La impaciencia de Gonzalo ha triunfado, ayudada por el último deseo de su padre, y acaso tal vez por una impaciencia de que ella no quiere darse cuenta.

Se está engalanando: se está poniendo sobre sus galas las magníficas joyas que habia guardado para ella Sancho de Arias.

Los espera el altar: despues caerá sumisa y enamorada entre los brazos de su esposo, y al dia siguiente guardará aquellas joyas y aquellas galas para vestirse un luto justo.

Pero la vírgen no debe ir al altar enlutada: seria un casamiento demasiado lúgubre, al que pareceria asistir como un testigo invisible la muerte.

Una anciana, que la ha servido de nodriza, la engalana llorando.
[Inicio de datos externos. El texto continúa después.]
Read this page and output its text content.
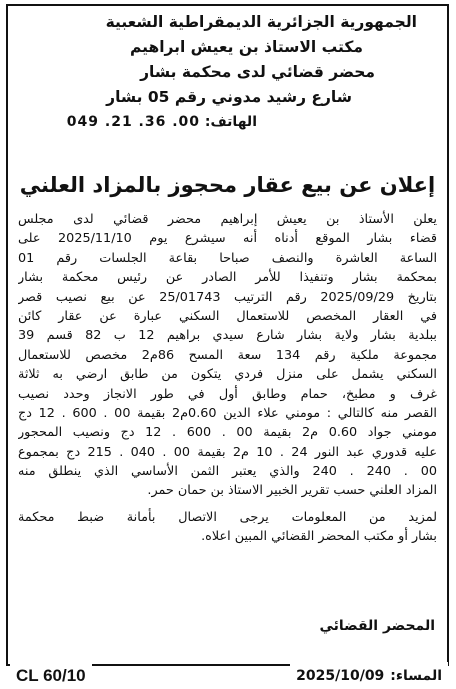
الجمهورية الجزائرية الديمقراطية الشعبية
مكتب الاستاذ بن يعيش ابراهيم
محضر قضائي لدى محكمة بشار
شارع رشيد مدوني رقم 05 بشار
الهاتف: 049 .21 .36 .00
إعلان عن بيع عقار محجوز بالمزاد العلني
يعلن الأستاذ بن يعيش إبراهيم محضر قضائي لدى مجلس
قضاء بشار الموقع أدناه أنه سيشرع يوم 2025/11/10 على
الساعة العاشرة والنصف صباحا بقاعة الجلسات رقم 01
بمحكمة بشار وتنفيذا للأمر الصادر عن رئيس محكمة بشار
بتاريخ 2025/09/29 رقم الترتيب 25/01743 عن بيع نصيب قصر
في العقار المخصص للاستعمال السكني عبارة عن عقار كائن
ببلدية بشار ولاية بشار شارع سيدي براهيم 12 ب 82 قسم 39
مجموعة ملكية رقم 134 سعة المسح 86م2 مخصص للاستعمال
السكني يشمل على منزل فردي يتكون من طابق ارضي به ثلاثة
غرف و مطبخ، حمام وطابق أول في طور الانجاز وحدد نصيب
القصر منه كالتالي : مومني علاء الدين 0.60م2 بقيمة 00 . 600 . 12 دج
مومني جواد 0.60 م2 بقيمة 00 . 600 . 12 دج ونصيب المحجور
عليه قدوري عبد النور 24 . 10 م2 بقيمة 00 . 040 . 215 دج بمجموع
00 . 240 . 240 والذي يعتبر الثمن الأساسي الذي ينطلق منه
المزاد العلني حسب تقرير الخبير الاستاذ بن حمان حمر.
لمزيد من المعلومات يرجى الاتصال بأمانة ضبط محكمة
بشار أو مكتب المحضر القضائي المبين اعلاه.
المحضر القضائي
CL 60/10	المساء:
2025/10/09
Porque la esperiencia fria dice á la anciana que cuando una muger se casa, entra en una nueva via á cuyo fin puede encontrar el mayor de los infortunios.

El infortunio del corazon.

Nadie mas asiste al atavío de la hermosa.
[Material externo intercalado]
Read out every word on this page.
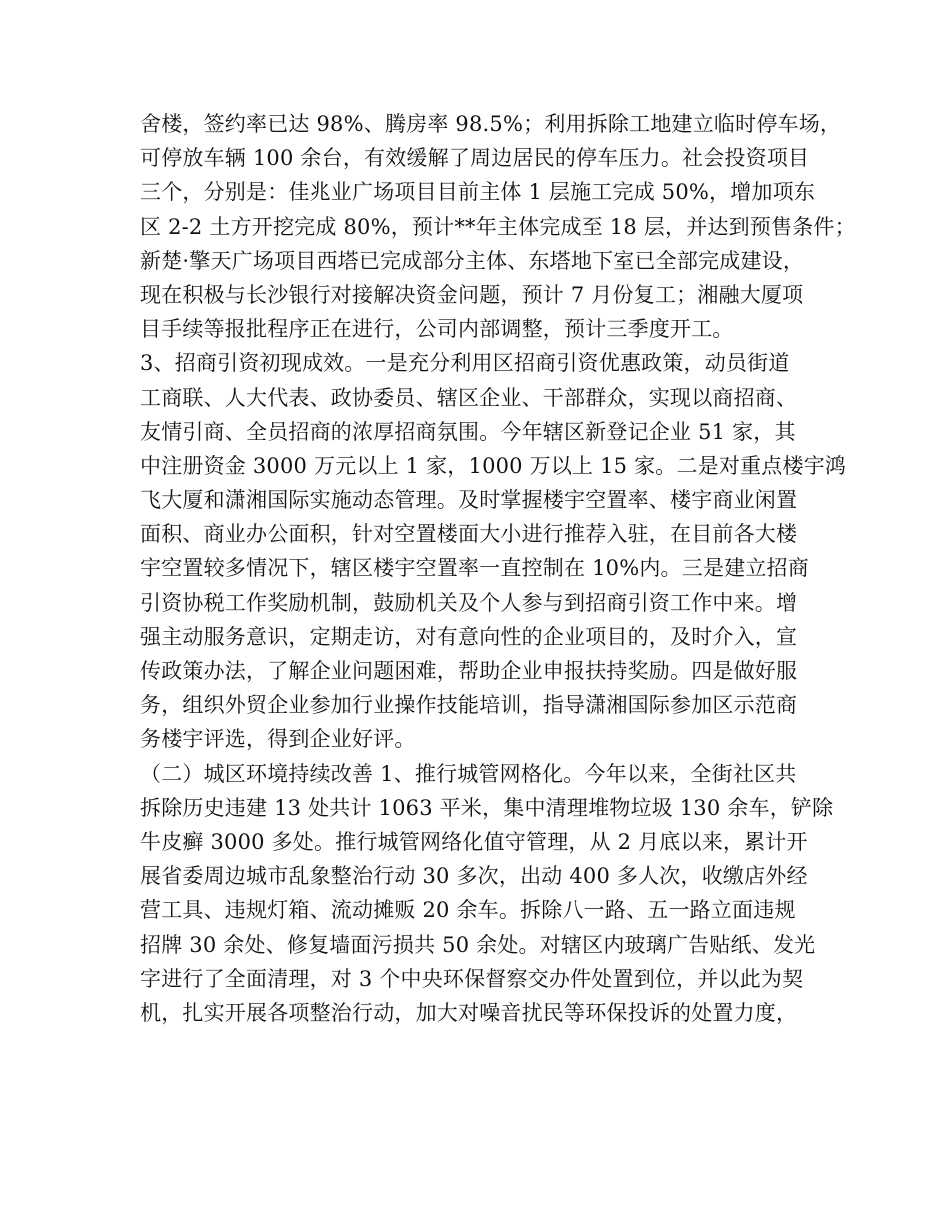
舍楼，签约率已达 98%、腾房率 98.5%；利用拆除工地建立临时停车场，
可停放车辆 100 余台，有效缓解了周边居民的停车压力。社会投资项目
三个，分别是：佳兆业广场项目目前主体 1 层施工完成 50%，增加项东
区 2-2 土方开挖完成 80%，预计**年主体完成至 18 层，并达到预售条件；
新楚·擎天广场项目西塔已完成部分主体、东塔地下室已全部完成建设，
现在积极与长沙银行对接解决资金问题，预计 7 月份复工；湘融大厦项
目手续等报批程序正在进行，公司内部调整，预计三季度开工。
3、招商引资初现成效。一是充分利用区招商引资优惠政策，动员街道
工商联、人大代表、政协委员、辖区企业、干部群众，实现以商招商、
友情引商、全员招商的浓厚招商氛围。今年辖区新登记企业 51 家，其
中注册资金 3000 万元以上 1 家，1000 万以上 15 家。二是对重点楼宇鸿
飞大厦和潇湘国际实施动态管理。及时掌握楼宇空置率、楼宇商业闲置
面积、商业办公面积，针对空置楼面大小进行推荐入驻，在目前各大楼
宇空置较多情况下，辖区楼宇空置率一直控制在 10%内。三是建立招商
引资协税工作奖励机制，鼓励机关及个人参与到招商引资工作中来。增
强主动服务意识，定期走访，对有意向性的企业项目的，及时介入，宣
传政策办法，了解企业问题困难，帮助企业申报扶持奖励。四是做好服
务，组织外贸企业参加行业操作技能培训，指导潇湘国际参加区示范商
务楼宇评选，得到企业好评。
（二）城区环境持续改善 1、推行城管网格化。今年以来，全街社区共
拆除历史违建 13 处共计 1063 平米，集中清理堆物垃圾 130 余车，铲除
牛皮癣 3000 多处。推行城管网络化值守管理，从 2 月底以来，累计开
展省委周边城市乱象整治行动 30 多次，出动 400 多人次，收缴店外经
营工具、违规灯箱、流动摊贩 20 余车。拆除八一路、五一路立面违规
招牌 30 余处、修复墙面污损共 50 余处。对辖区内玻璃广告贴纸、发光
字进行了全面清理，对 3 个中央环保督察交办件处置到位，并以此为契
机，扎实开展各项整治行动，加大对噪音扰民等环保投诉的处置力度，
Sus cabellos destrenzados, sus hombros y su seno desnudos, no la obligan á avergonzarse, porque quien la vé es casi su madre: ha visto nacer aquellos encantos; nada hay en María que la sea ageno: la cree su hechura, y la jóven no cree que la ven los ojos de otro, porque los ojos de la anciana son como si fueran sus ojos.